The “bull goose looney” of these escapees from the asylum is of course Norman Podhoretz:
....one of Giuliani's top consiglieres, Norman Podhoretz, has been "praying" will happen. (Since praying to God for war seems, uh, counterintuitive, to say the least, one has to wonder: Who, in this instance, does Poddy pray to? Himself? Ares? Maybe this guy.)Raimondo gives us a rundown on the rest of the crew.

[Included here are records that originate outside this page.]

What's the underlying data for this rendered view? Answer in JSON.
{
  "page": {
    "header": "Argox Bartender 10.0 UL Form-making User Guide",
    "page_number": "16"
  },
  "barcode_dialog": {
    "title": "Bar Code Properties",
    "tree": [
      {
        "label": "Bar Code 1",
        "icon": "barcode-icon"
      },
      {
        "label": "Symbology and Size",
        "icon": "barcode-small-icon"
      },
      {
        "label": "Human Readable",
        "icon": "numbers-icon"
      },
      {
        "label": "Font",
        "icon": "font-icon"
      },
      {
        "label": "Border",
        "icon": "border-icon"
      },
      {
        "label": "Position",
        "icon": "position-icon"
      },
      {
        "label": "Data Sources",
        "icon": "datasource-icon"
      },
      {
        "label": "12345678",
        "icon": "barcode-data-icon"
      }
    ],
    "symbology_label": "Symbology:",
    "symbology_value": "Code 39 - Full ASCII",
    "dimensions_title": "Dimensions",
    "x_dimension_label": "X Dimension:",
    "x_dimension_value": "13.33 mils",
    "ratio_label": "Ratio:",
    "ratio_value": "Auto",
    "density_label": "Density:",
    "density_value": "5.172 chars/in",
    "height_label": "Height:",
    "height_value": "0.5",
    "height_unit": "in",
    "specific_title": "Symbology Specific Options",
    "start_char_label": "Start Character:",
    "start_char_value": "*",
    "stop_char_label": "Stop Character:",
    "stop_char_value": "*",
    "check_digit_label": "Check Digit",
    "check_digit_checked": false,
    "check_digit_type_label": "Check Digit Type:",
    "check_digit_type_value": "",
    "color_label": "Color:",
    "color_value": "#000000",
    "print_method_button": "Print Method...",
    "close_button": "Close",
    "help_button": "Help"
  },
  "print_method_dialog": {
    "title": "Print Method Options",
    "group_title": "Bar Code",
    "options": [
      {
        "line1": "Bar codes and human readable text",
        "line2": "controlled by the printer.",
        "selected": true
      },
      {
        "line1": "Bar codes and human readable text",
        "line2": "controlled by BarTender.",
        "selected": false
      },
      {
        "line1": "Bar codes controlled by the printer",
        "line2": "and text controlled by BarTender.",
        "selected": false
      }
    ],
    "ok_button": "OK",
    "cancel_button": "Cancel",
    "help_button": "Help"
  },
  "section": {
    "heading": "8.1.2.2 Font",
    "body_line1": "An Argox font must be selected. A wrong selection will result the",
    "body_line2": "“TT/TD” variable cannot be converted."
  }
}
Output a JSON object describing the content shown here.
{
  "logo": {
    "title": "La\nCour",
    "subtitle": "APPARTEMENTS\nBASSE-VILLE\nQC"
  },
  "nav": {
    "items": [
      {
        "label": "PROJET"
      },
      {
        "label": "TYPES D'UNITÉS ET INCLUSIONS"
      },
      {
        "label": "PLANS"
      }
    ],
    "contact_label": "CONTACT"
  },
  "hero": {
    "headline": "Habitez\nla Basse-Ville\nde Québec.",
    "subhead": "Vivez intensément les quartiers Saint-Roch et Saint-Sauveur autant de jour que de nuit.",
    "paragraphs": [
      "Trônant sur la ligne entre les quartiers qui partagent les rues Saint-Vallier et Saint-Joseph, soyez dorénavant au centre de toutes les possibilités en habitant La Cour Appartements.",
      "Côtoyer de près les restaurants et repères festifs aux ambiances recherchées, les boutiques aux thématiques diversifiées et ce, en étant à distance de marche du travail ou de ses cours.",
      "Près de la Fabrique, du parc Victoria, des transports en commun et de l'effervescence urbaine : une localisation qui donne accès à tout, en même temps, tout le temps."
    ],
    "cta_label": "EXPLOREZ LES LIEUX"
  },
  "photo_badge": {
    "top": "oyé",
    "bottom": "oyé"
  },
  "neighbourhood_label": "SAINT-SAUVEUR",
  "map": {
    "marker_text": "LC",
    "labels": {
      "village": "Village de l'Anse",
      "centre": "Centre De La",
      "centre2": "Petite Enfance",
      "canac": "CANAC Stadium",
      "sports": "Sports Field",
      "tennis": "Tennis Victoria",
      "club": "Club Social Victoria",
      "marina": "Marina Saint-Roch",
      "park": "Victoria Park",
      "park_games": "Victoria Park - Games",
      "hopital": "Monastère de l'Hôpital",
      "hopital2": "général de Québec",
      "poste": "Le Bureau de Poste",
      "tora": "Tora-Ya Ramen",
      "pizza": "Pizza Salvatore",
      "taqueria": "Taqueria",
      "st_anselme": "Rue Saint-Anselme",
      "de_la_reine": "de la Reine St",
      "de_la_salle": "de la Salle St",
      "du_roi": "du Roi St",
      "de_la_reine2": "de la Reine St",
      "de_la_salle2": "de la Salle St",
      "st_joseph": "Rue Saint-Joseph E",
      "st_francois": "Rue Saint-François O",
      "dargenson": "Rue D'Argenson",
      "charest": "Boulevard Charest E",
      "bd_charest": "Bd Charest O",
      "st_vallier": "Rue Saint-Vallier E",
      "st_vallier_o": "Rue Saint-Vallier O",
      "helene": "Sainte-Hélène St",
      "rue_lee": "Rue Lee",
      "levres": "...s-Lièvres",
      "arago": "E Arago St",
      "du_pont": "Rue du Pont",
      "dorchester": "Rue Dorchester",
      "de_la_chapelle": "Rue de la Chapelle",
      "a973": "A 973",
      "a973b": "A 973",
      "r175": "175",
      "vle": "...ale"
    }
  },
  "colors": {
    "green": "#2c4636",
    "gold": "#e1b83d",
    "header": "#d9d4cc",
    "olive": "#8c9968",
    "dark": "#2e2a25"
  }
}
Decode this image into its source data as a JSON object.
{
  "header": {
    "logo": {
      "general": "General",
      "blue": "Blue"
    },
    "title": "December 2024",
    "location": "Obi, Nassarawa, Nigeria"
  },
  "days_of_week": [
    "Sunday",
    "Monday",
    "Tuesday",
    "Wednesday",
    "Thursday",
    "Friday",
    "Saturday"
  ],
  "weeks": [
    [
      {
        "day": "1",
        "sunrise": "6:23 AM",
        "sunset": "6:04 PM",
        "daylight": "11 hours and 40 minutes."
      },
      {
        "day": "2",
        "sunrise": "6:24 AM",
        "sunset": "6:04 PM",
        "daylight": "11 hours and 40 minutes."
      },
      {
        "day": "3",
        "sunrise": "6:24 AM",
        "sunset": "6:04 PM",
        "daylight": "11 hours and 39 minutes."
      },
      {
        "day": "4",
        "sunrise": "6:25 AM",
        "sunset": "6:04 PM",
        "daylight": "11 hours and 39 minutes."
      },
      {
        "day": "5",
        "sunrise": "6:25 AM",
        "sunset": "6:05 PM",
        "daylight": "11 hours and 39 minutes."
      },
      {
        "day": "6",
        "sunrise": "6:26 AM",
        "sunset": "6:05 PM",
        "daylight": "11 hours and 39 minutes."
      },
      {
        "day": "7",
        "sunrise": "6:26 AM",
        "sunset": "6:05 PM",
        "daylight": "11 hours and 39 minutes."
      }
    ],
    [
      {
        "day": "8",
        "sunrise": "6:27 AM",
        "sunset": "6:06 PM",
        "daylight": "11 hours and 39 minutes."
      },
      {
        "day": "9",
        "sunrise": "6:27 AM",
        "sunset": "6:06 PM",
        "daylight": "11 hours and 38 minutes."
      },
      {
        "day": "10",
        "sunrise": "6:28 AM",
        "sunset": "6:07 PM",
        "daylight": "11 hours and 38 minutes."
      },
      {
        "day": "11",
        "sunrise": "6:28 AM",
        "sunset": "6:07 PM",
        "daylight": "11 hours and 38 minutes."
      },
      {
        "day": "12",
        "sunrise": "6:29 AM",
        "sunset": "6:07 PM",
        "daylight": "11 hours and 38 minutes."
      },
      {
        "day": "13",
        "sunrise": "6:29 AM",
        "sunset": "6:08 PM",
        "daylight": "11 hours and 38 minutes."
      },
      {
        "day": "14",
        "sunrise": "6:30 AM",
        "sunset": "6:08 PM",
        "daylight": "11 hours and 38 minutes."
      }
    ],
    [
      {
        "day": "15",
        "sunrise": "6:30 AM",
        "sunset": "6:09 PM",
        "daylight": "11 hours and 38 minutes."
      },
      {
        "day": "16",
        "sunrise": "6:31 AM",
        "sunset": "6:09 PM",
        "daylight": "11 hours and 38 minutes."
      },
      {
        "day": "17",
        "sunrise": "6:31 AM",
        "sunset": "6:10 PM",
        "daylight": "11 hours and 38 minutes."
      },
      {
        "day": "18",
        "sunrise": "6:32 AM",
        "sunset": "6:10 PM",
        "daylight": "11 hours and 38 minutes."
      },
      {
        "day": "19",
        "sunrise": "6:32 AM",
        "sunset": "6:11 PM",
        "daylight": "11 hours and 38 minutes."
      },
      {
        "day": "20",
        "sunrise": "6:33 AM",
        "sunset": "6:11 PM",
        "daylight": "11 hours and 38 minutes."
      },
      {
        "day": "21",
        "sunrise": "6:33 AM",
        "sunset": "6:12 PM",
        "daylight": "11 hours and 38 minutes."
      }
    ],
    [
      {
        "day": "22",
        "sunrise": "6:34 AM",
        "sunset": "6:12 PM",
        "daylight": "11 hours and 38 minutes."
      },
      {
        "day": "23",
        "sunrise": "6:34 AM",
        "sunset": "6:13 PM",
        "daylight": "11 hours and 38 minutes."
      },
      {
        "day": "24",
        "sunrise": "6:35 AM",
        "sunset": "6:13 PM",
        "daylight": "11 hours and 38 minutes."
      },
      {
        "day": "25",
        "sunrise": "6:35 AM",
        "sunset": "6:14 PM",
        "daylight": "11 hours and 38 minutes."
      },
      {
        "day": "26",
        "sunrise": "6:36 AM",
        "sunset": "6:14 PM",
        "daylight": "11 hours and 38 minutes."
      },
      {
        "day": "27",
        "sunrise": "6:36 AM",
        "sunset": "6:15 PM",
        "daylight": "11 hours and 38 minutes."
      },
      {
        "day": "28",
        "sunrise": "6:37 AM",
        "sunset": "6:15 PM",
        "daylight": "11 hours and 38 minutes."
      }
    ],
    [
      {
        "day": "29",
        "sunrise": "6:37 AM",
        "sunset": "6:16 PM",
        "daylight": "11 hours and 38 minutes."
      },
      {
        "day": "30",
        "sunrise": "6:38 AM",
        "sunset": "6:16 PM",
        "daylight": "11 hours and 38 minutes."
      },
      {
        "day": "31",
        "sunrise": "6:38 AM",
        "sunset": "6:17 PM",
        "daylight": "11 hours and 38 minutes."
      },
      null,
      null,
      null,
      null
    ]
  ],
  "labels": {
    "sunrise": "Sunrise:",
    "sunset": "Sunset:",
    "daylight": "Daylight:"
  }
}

Poddy's latest book-length rant, aptly titled World War IV, is a compendium of every mythological bugaboo and grandiose exercise in "national greatness" in the neocon canon, from the "they hate us because we're free" canard to the vicious labeling of anyone who dissents from his Israel First agenda as anti-American, pro-fascist, and anti-Semitic, to the all-too-familiar neocon hubris that conjures up a 50-year project of "reordering" the Middle East in order to make the region safe for Israel (and, supposedly, the U.S., although one fails to see how).
Aside from openly declaring that he is lobbying the president to attack Iran, Poddy envisions a grand project of secularizing and "democratizing" the Middle East that would require us to invade and indefinitely occupy Syria, Lebanon, Jordan, Saudi Arabia, the Gulf states, and Egypt, with Pakistan and the states of Central Asia also in our sights. (Turkey presumably gets a pass, unless, of course, they stop cooperating with the U.S. and Israel). How many American lives will this social engineering crusade require? The invasion of Iraq is costing us $2 trillion – multiply that times at least 10, and you get the bill for Poddy's regime-change shopping spree.
- Daniel Pipes
- Martin Kramer
- Stephen Rosen
- Peter Berkowitz
Raimondo concludes with this interesting commentary:
All this malarkey about how only Giuliani can beat Hillary is nonsense: one "daisy-picking" television ad à la 1964 would make short work of the blustering bully. The Democrats will go after the extremists who populate the highest reaches of the Giuliani campaign, hammer and tongs, and a war-weary American public, which is so easily spooked, will look at "America's mayor" quite differently. The hysterical hyperbole that tends to color the candidate's every pronouncement will tend to validate the charges of extremism.